Ночью на меня наваливаются прежние мысли. Я думаю о Сигрюн, о том, что она существует, что она хорошо ко мне относится, что у меня появилась третья возможность. О чем она думала, когда я смотрел на нее? Поняла ли то, что я пытался вложить в свой взгляд? Поняла ли, почему я приехал на Север? Поняла ли, что это серьезно? Постепенно я засыпаю. Сигрюн в белом халате. С решительным выражением лица она надевает резиновые перчатки.
— С этим надо покончить, — говорит она.
— С чем с этим?
— С прошлым. То, что случилось, уже случилось. Жаль, что щелочь не подействовала.
— Что ты еще задумала?
— Не задавай столько вопросов. Я должна сосредоточиться перед операцией.
Она берет старомодный ручной коловорот, который лежит вместе с другими медицинскими инструментами. Потом подходит ко мне. В эту минуту я обнаруживаю, что крепко привязан к стулу. Я не могу пошевельнуться.
— Спасите! — кричу я.
Но в глазах Сигрюн нет ни капли жалости.
— Тише! — строго говорит она. — Не беспокой других больных.

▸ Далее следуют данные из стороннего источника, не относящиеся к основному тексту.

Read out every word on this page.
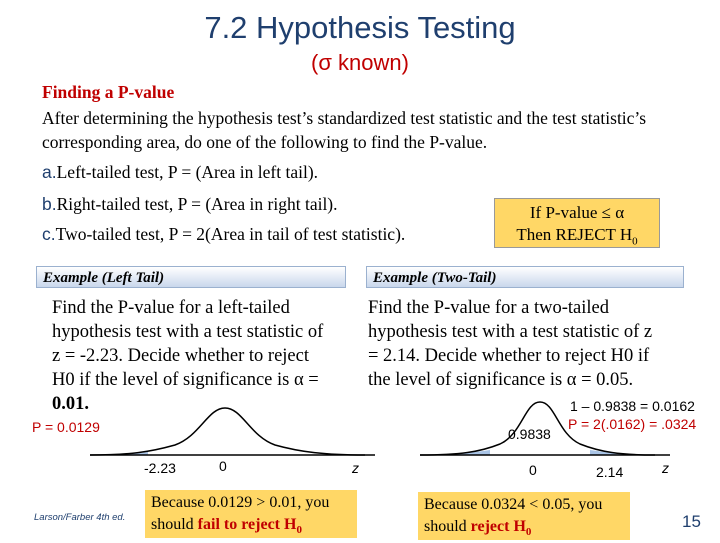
7.2 Hypothesis Testing
(σ known)
Finding a P-value
After determining the hypothesis test’s standardized test statistic and the test statistic’s corresponding area, do one of the following to find the P-value.
a.Left-tailed test, P = (Area in left tail).
b.Right-tailed test, P = (Area in right tail).
c.Two-tailed test, P = 2(Area in tail of test statistic).
If P-value ≤ α
Then REJECT $H_0$
Example (Left Tail)
Find the P-value for a left-tailed
hypothesis test with a test statistic of
z = -2.23. Decide whether to reject
H0 if the level of significance is α =
0.01.
Example (Two-Tail)
Find the P-value for a two-tailed
hypothesis test with a test statistic of z
= 2.14. Decide whether to reject H0 if
the level of significance is α = 0.05.
P = 0.0129
-2.23	0	z
Because 0.0129 > 0.01, you
should fail to reject $H_0$
1 – 0.9838 = 0.0162
P = 2(.0162) = .0324
0.9838
0	2.14	z
Because 0.0324 < 0.05, you
should reject $H_0$
Larson/Farber 4th ed.	15
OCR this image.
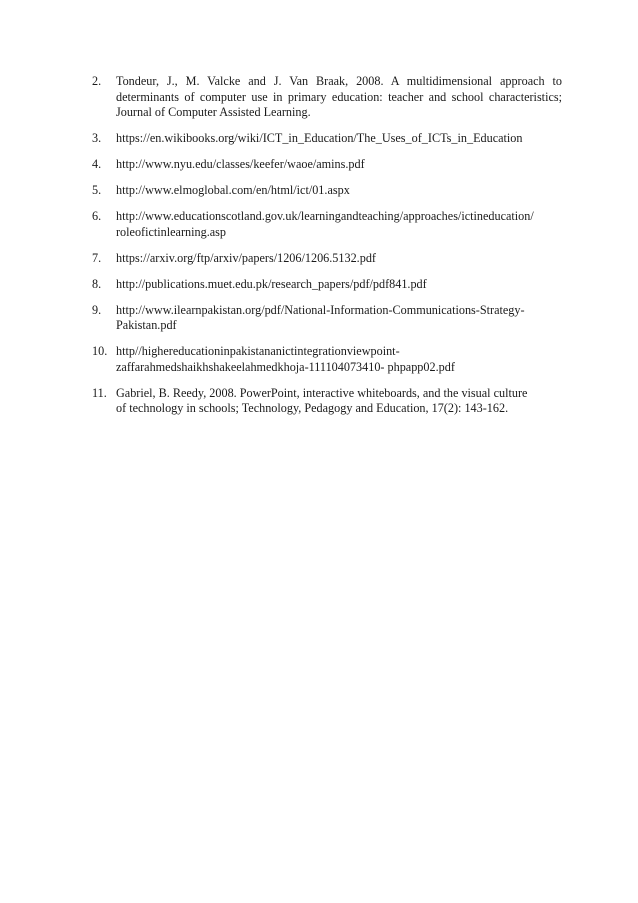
2.	Tondeur, J., M. Valcke and J. Van Braak, 2008. A multidimensional approach to determinants of computer use in primary education: teacher and school characteristics; Journal of Computer Assisted Learning.
3.	https://en.wikibooks.org/wiki/ICT_in_Education/The_Uses_of_ICTs_in_Education
4.	http://www.nyu.edu/classes/keefer/waoe/amins.pdf
5.	http://www.elmoglobal.com/en/html/ict/01.aspx
6.	http://www.educationscotland.gov.uk/learningandteaching/approaches/ictineducation/
roleofictinlearning.asp
7.	https://arxiv.org/ftp/arxiv/papers/1206/1206.5132.pdf
8.	http://publications.muet.edu.pk/research_papers/pdf/pdf841.pdf
9.	http://www.ilearnpakistan.org/pdf/National-Information-Communications-Strategy-
Pakistan.pdf
10. http//highereducationinpakistananictintegrationviewpoint-
zaffarahmedshaikhshakeelahmedkhoja-111104073410- phpapp02.pdf
11. Gabriel, B. Reedy, 2008. PowerPoint, interactive whiteboards, and the visual culture
of technology in schools; Technology, Pedagogy and Education, 17(2): 143-162.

Она приставляет коловорот к моему виску и начинает сверлить. Я чувствую странную зудящую боль, но болит вроде бы не там, где она сверлит. Мне вспоминается удивление в глазах быка на арене, которое появляется у него, когда последний удар должен избавить его от страданий, когда в него глубоко входит копье. Я понимаю, что это смерть. Но не моя. Сигрюн добивается чего-то другого.
— Спокойно, — говорит она, а струя крови хлещет ей прямо в лицо. — Фу! — сердится она. Но продолжает сверлить. Еще немного, и она просверлит мой череп насквозь. Я боюсь, что она не остановится. Последнее усилие, и череп просверлен.
— Замечательно. — Она довольна.
Из раны течет кровь. Сигрюн спокойно подходит к раковине, кладет в нее коловорот и смывает с лица кровь. Мне стыдно. Ведь это моя кровь.
Потом она возвращается ко мне с пинцетом в руках.
— Что ты еще собираешься делать? — испуганно спрашиваю я.
— Хочу раз и навсегда удалить их из твоего мозга, — отвечает она.
— Кого их?
— Аню и Марианне, конечно. Они занимают в нем слишком много места.
— Нет! — кричу я. — Не надо! Они мне нужны! Я не могу жить без них!
— Это мы еще посмотрим, — строго говорит она и прикладывает ватный тампон к дырке в моем черепе. Потом вводит в нее пинцет. Я чуть не теряю сознание от боли. Но она что-то вытаскивает из черепа, и я чувствую облегчение во всем теле.
— Смотри! — говорит она с восторгом. — Вот они обе!
Я со страхом смотрю на то, что она держит у меня перед глазами. Аня и Марианне барахтаются, сдавленные пинцетом. Они крохотные, не больше тянучки. Однако я хорошо их вижу. На Ане ее лиловый джемпер и черные брюки, в которых она была, когда я первый раз пришел в дом Скууга. На Марианне белая майка и джинсы, как обычно.
— Останови ее! — кричит Марианне и умоляюще на меня смотрит.
— Типичная старшая сестра, — говорит Сигрюн. — Всегда все решает только она. Не слушай ее.
Аня молчит. Она еще худее, чем была. Лицо у нее белое как бумага.
— Они должны исчезнуть, — решительно заявляет Сигрюн.
Она быстро подходит к раковине. Я не могу пошевелиться. Сижу, привязанный к стулу, и слышу, как они кричат. Их крик похож на писк. Так пищат летучие мыши.